Web experience e investimenti in sicurezza
Le problematiche di sicurezza hanno riscontro diretto sulla web experience (fruizione di siti Internet e app-mobili), come fattore competitivo che impatta significativamente su customer satisfaction, brand image, numero di transazioni e ricavi. Quanto può costare a un’azienda un downtime di 4-8 ore? Per il 24% del campione, meno di 10mila euro, ma il 38% dichiara un valore superiore a 200mila. Sono dinamiche talvolta letali al business, per cui le aziende stanno maturando consapevolezza e correndo ai ripari.
“La spesa in tecnologie di sicurezza – nota Bechelli – è in crescita rispetto ai budget It nel 55% dei casi, altrimenti si mantiene stabile. Nel 46% delle aziende incide sugli investimenti informativi del 5-10%, nel 15% del 10-25%”. Nel 2017 e 2018, il 67% e il 54% delle aziende prevedono gli investimenti in sicurezza in forte crescita o comunque in aumento.
Un driver di spinta è rappresentato dalla compliance. L’influenza delle normative generiche sulla security aziendale viene ritenuta elevata dal 37% degli istituti finanziari e media dal 47; le normative di settore sono considerate più critiche: con alto impatto per il 57% del campione e medio per il 40%.
La conformità è la seconda voce tra gli investimenti preventivati in ambito sicurezza, preceduta dalla Network Security e seguita da Governance/Audit, Mobile Security, Identity Management, Cloud Security.
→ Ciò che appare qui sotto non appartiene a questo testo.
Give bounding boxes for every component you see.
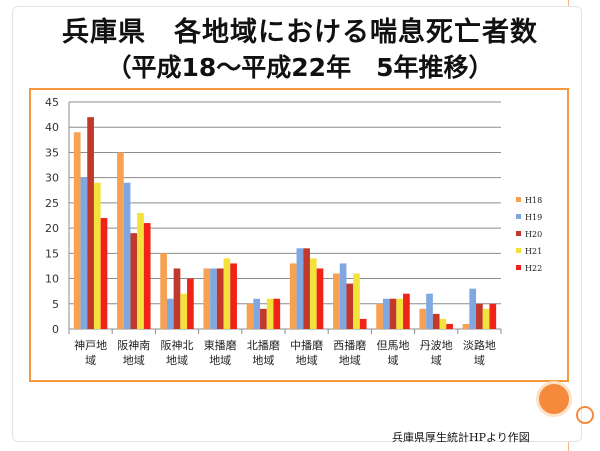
bar (303, 248, 310, 329)
legend-swatch (516, 197, 521, 202)
y-tick-label: 0 (52, 323, 59, 336)
decorative-circle-outline (576, 406, 594, 424)
category-label: 阪神南 (117, 338, 150, 352)
bar (439, 318, 447, 329)
category-label: 神戸地 (74, 338, 107, 352)
source-note: 兵庫県厚生統計HPより作図 (392, 431, 530, 444)
bar (419, 308, 427, 329)
bar (123, 182, 131, 329)
bar (339, 263, 347, 329)
category-label: 地域 (166, 354, 188, 367)
bar (396, 298, 404, 329)
y-tick-label: 5 (52, 298, 59, 311)
bar (187, 278, 194, 329)
bar (137, 212, 144, 329)
bar (260, 308, 267, 329)
category-label: 域 (474, 354, 485, 367)
y-tick-label: 15 (45, 247, 59, 260)
bar (389, 298, 397, 329)
bar (376, 303, 383, 329)
y-tick-label: 20 (45, 222, 59, 235)
bar (346, 283, 354, 329)
bar (462, 323, 470, 329)
y-tick-label: 35 (45, 146, 59, 159)
legend-swatch (516, 231, 521, 236)
bar (143, 223, 151, 329)
legend-label: H21 (525, 247, 542, 256)
bar (382, 298, 390, 329)
legend-swatch (516, 248, 521, 253)
bar (482, 308, 490, 329)
bar (403, 293, 410, 329)
bar (180, 293, 188, 329)
bar (489, 303, 497, 329)
slide-title: 兵庫県 各地域における喘息死亡者数 (62, 17, 538, 48)
category-label: 地域 (296, 354, 318, 367)
bar (117, 152, 124, 329)
bar (432, 313, 440, 329)
legend-swatch (516, 214, 521, 219)
legend-label: H22 (525, 264, 542, 273)
category-label: 地域 (339, 354, 361, 367)
category-label: 丹波地 (420, 339, 453, 352)
bar (246, 303, 254, 329)
legend-label: H20 (525, 230, 542, 239)
bar (230, 263, 237, 329)
category-label: 北播磨 (247, 338, 280, 352)
category-label: 域 (85, 354, 96, 367)
bar (173, 268, 181, 329)
bar (80, 177, 88, 329)
bar (223, 258, 231, 329)
category-label: 地域 (123, 354, 145, 367)
bar (316, 268, 324, 329)
category-label: 域 (388, 354, 399, 367)
bar (160, 253, 167, 329)
y-tick-label: 10 (45, 273, 59, 286)
bar (87, 117, 94, 329)
category-label: 東播磨 (204, 338, 237, 352)
bar (333, 273, 340, 329)
bar (289, 263, 297, 329)
y-tick-label: 30 (45, 172, 59, 185)
y-tick-label: 45 (45, 96, 59, 109)
y-tick-label: 25 (45, 197, 59, 210)
bar (253, 298, 261, 329)
bar (359, 318, 367, 329)
slide-subtitle: （平成18～平成22年 5年推移） (106, 53, 494, 82)
category-label: 但馬地 (377, 339, 410, 352)
category-label: 淡路地 (463, 339, 496, 352)
decorative-circle-filled (536, 381, 572, 417)
bar (353, 273, 360, 329)
bar (166, 298, 174, 329)
category-label: 阪神北 (161, 338, 194, 352)
bar (273, 298, 281, 329)
bar (296, 248, 304, 329)
bar (73, 132, 81, 329)
category-label: 中播磨 (290, 338, 323, 352)
bar (309, 258, 317, 329)
category-label: 地域 (252, 354, 274, 367)
bar (476, 303, 483, 329)
category-label: 地域 (209, 354, 231, 367)
legend-label: H18 (525, 196, 542, 205)
bar (216, 268, 224, 329)
bar (100, 218, 108, 329)
legend-label: H19 (525, 213, 542, 222)
bar (446, 323, 453, 329)
bar (93, 182, 101, 329)
bar (130, 233, 138, 329)
bar (210, 268, 217, 329)
y-tick-label: 40 (45, 121, 59, 134)
chart-container: 0 5 10 15 20 25 30 35 40 45 神戸地域 阪神南地域 阪神北地域 東播磨地域 北播磨… (29, 88, 569, 382)
category-label: 西播磨 (333, 338, 366, 352)
category-label: 域 (431, 354, 442, 367)
bar (203, 268, 211, 329)
legend-swatch (516, 265, 521, 270)
bar (266, 298, 274, 329)
bar (469, 288, 477, 329)
bar (426, 293, 433, 329)
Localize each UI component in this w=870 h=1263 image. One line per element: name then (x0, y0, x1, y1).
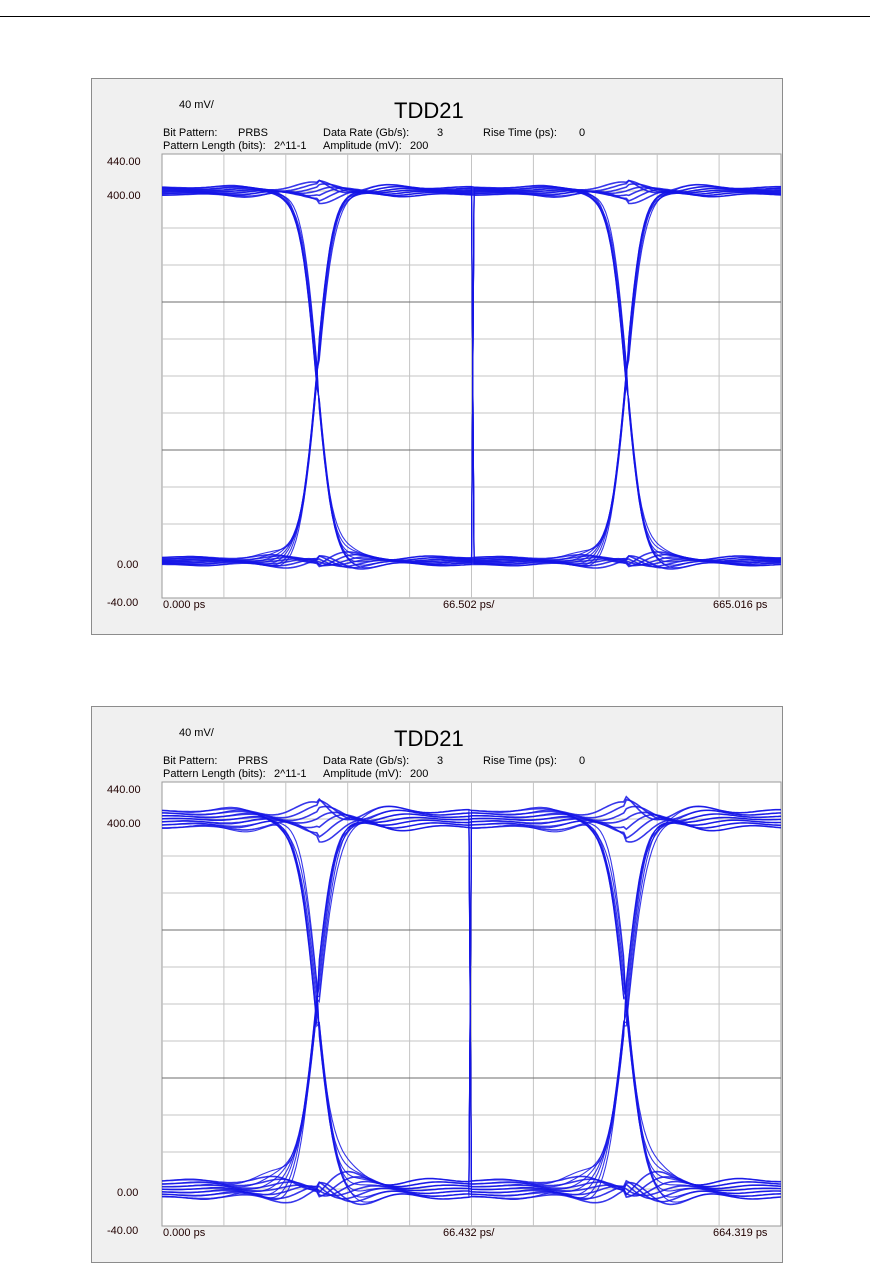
x-end-label: 664.319 ps (713, 1227, 768, 1239)
eye-traces (161, 179, 782, 570)
eye-trace-lh (161, 816, 782, 1193)
eye-traces (161, 795, 782, 1206)
pattern-length-value: 2^11-1 (274, 140, 307, 152)
eye-trace-hl (162, 192, 782, 569)
scale-label: 40 mV/ (179, 99, 214, 111)
y-tick-bottom: -40.00 (107, 1225, 139, 1237)
chart-title: TDD21 (394, 98, 464, 123)
y-tick-low: 0.00 (117, 1187, 139, 1199)
y-tick-top: 440.00 (107, 784, 141, 796)
y-tick-top: 440.00 (107, 156, 141, 168)
eye-trace-lh (161, 805, 781, 1185)
x-end-label: 665.016 ps (713, 599, 768, 611)
pattern-length-label: Pattern Length (bits): (163, 768, 266, 780)
pattern-length-label: Pattern Length (bits): (163, 140, 266, 152)
eye-trace-hl (162, 187, 782, 562)
eye-trace-hl (161, 184, 781, 561)
eye-trace-lh (161, 813, 782, 1190)
eye-diagram-panel-2: 40 mV/ TDD21 Bit Pattern: PRBS Data Rate… (91, 706, 783, 1263)
x-division-label: 66.502 ps/ (443, 599, 495, 611)
page-top-rule (0, 16, 870, 17)
rise-time-label: Rise Time (ps): (483, 755, 557, 767)
x-division-label: 66.432 ps/ (443, 1227, 495, 1239)
eye-trace-lh (161, 809, 782, 1188)
eye-trace-lh (161, 184, 781, 560)
scale-label: 40 mV/ (179, 727, 214, 739)
y-tick-low: 0.00 (117, 559, 139, 571)
data-rate-value: 3 (437, 755, 444, 767)
eye-plot-2 (161, 781, 782, 1227)
x-start-label: 0.000 ps (163, 599, 206, 611)
chart-title: TDD21 (394, 726, 464, 751)
x-start-label: 0.000 ps (163, 1227, 206, 1239)
data-rate-value: 3 (437, 127, 444, 139)
amplitude-value: 200 (410, 768, 429, 780)
eye-plot-1 (161, 153, 782, 599)
y-tick-high: 400.00 (107, 190, 141, 202)
data-rate-label: Data Rate (Gb/s): (323, 755, 410, 767)
rise-time-value: 0 (579, 755, 586, 767)
eye-diagram-panel-1: 40 mV/ TDD21 Bit Pattern: PRBS Data Rate… (91, 78, 783, 635)
amplitude-value: 200 (410, 140, 429, 152)
bit-pattern-label: Bit Pattern: (163, 127, 218, 139)
data-rate-label: Data Rate (Gb/s): (323, 127, 410, 139)
amplitude-label: Amplitude (mV): (323, 140, 402, 152)
eye-trace-lh (161, 819, 781, 1196)
rise-time-label: Rise Time (ps): (483, 127, 557, 139)
pattern-length-value: 2^11-1 (274, 768, 307, 780)
bit-pattern-value: PRBS (238, 755, 268, 767)
eye-trace-hl (161, 806, 781, 1186)
amplitude-label: Amplitude (mV): (323, 768, 402, 780)
y-tick-high: 400.00 (107, 818, 141, 830)
rise-time-value: 0 (579, 127, 586, 139)
y-tick-bottom: -40.00 (107, 597, 139, 609)
bit-pattern-value: PRBS (238, 127, 268, 139)
bit-pattern-label: Bit Pattern: (163, 755, 218, 767)
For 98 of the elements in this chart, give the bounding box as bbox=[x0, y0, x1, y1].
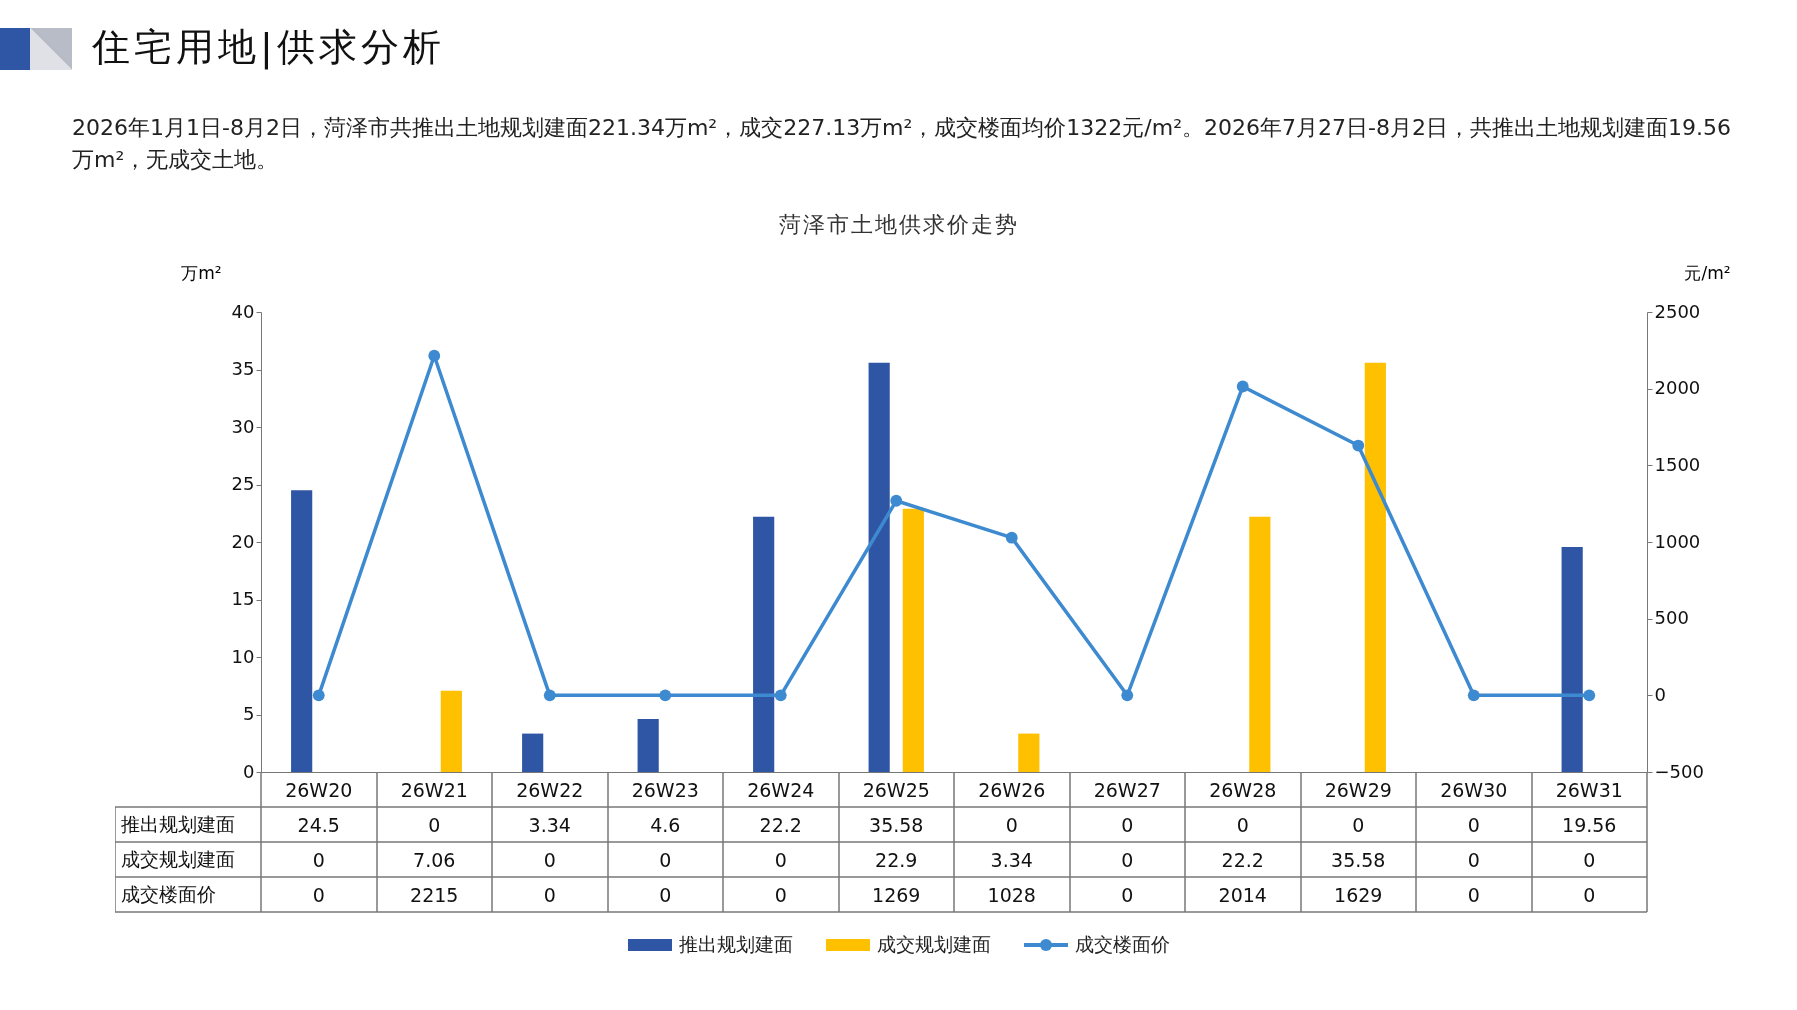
data-label: 0 bbox=[1120, 882, 1135, 908]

Se l’impegno verso l’azienda sicura è evidente, permangono le criticità. “I freni all’azienda sicura – conclude Bechelli – sono da ricercare in: crescente sofisticazione delle minacce, contesto normativo complicato, complesso modello di business organizzativo, scarsa considerazione della problematica, mancanza di budget. L’assenza di una strategia per la sicurezza delle informazioni, la scarsa possibilità per l’It di incidere sulle strategie aziendali e la mancanza di supporto alla gestione esecutiva sono considerate barriere più marginali e questo è un fattore positivo”.